Steuerabkommen Gabriel kündigt „Nein“ im Bundesrat an

SPD lehnt Steuerabkommen mit der Schweiz als unverantwortlich ab.

Berlin – Die SPD lehnt auch das überarbeitete Steuerabkommen mit der Schweiz als „unverantwortlich“ ab. Das geplante Abkommen sei „unwirksam“, da es zu viele Schlupflöcher für Steuerhinterzieher aus Deutschland enthalte, sagte der SPD-Vorsitzende Sigmar Gabriel am Donnerstag in Berlin. Einem „Persilschein für Schweizer Banken“, die sich vor Strafverfolgung schützen und reinwaschen wollten, könnten die SPD-regierten Länder im Bundesrat nicht zustimmen. „Es gibt keine Chance, dass wir das unterstützen“, sagte Gabriel.
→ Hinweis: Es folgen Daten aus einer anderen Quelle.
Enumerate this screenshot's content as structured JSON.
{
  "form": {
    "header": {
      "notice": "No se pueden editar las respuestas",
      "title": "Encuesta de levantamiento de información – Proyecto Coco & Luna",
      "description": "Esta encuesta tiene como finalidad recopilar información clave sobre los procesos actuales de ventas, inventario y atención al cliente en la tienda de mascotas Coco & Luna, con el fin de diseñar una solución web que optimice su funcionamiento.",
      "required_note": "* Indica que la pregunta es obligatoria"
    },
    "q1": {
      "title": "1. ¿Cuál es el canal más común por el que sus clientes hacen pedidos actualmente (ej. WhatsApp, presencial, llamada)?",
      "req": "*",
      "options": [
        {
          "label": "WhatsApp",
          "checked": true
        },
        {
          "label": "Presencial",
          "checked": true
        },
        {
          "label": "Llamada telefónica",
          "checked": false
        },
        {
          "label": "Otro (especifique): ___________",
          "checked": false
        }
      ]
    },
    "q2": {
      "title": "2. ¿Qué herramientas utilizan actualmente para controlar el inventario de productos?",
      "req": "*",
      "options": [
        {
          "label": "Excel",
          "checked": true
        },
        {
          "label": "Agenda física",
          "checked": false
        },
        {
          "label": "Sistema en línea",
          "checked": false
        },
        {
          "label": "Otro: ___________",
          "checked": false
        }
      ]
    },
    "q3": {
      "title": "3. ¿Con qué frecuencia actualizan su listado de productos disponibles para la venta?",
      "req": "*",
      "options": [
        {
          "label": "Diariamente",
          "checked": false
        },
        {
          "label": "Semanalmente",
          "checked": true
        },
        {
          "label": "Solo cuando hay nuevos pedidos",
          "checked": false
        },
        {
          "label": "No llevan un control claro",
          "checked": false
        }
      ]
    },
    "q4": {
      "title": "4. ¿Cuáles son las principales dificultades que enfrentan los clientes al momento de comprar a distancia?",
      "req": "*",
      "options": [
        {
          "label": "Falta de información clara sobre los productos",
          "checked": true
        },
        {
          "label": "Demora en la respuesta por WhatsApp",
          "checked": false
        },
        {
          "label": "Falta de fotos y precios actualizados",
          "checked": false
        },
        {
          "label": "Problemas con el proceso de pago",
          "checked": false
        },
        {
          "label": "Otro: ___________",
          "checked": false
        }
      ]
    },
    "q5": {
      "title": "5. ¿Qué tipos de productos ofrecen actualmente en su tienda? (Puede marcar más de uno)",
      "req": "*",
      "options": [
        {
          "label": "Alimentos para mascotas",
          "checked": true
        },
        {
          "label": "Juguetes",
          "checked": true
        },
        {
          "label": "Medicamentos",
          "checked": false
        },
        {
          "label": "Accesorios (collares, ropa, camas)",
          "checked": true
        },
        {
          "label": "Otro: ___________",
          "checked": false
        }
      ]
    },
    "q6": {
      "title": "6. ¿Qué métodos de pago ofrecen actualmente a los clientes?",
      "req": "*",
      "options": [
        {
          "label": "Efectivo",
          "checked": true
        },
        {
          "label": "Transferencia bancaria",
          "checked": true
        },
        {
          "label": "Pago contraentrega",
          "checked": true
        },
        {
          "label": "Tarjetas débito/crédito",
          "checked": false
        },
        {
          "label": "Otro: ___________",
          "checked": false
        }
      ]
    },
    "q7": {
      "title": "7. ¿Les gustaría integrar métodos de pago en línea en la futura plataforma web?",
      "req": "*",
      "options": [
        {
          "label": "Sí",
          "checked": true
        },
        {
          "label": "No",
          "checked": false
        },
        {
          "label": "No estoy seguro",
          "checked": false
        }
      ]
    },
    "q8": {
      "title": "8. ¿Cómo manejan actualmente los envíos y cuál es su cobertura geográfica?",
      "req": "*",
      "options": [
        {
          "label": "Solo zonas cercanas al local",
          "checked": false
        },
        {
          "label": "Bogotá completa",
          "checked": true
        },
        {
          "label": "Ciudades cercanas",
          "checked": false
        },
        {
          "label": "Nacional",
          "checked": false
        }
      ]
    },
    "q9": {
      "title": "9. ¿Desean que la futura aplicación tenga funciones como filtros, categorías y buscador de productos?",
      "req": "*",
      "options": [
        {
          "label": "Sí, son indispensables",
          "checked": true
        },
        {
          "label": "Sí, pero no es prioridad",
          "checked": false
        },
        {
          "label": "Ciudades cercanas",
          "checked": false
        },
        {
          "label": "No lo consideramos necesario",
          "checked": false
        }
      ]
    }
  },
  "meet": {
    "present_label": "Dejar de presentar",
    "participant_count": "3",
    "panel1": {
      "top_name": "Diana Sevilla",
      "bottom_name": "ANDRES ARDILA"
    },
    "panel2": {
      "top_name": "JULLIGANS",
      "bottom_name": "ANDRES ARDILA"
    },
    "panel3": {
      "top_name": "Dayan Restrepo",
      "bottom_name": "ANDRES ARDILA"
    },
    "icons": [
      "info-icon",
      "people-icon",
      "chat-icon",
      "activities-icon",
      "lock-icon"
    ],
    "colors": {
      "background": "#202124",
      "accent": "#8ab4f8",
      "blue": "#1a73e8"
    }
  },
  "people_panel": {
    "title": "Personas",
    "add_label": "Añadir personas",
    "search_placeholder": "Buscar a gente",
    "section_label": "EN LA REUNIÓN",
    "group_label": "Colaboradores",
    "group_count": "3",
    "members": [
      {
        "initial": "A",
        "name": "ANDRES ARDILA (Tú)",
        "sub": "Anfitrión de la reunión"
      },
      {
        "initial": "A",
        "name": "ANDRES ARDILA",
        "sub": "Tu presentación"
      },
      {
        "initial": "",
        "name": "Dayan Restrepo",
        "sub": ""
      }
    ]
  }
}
Finanzminister Wolfgang Schäuble (CDU) lasse es mit dem Abkommen zu, „dass in Zukunft Steuerhinterziehung in der Schweiz legal ist“. Auch sei die erwartete Summe von zehn Milliarden Euro aus der nachträglichen Besteuerung wegen der im Vertrag enthaltenen Schlupflöcher unrealistisch. „Es gibt die zehn Milliarden nicht“, betonte Gabriel.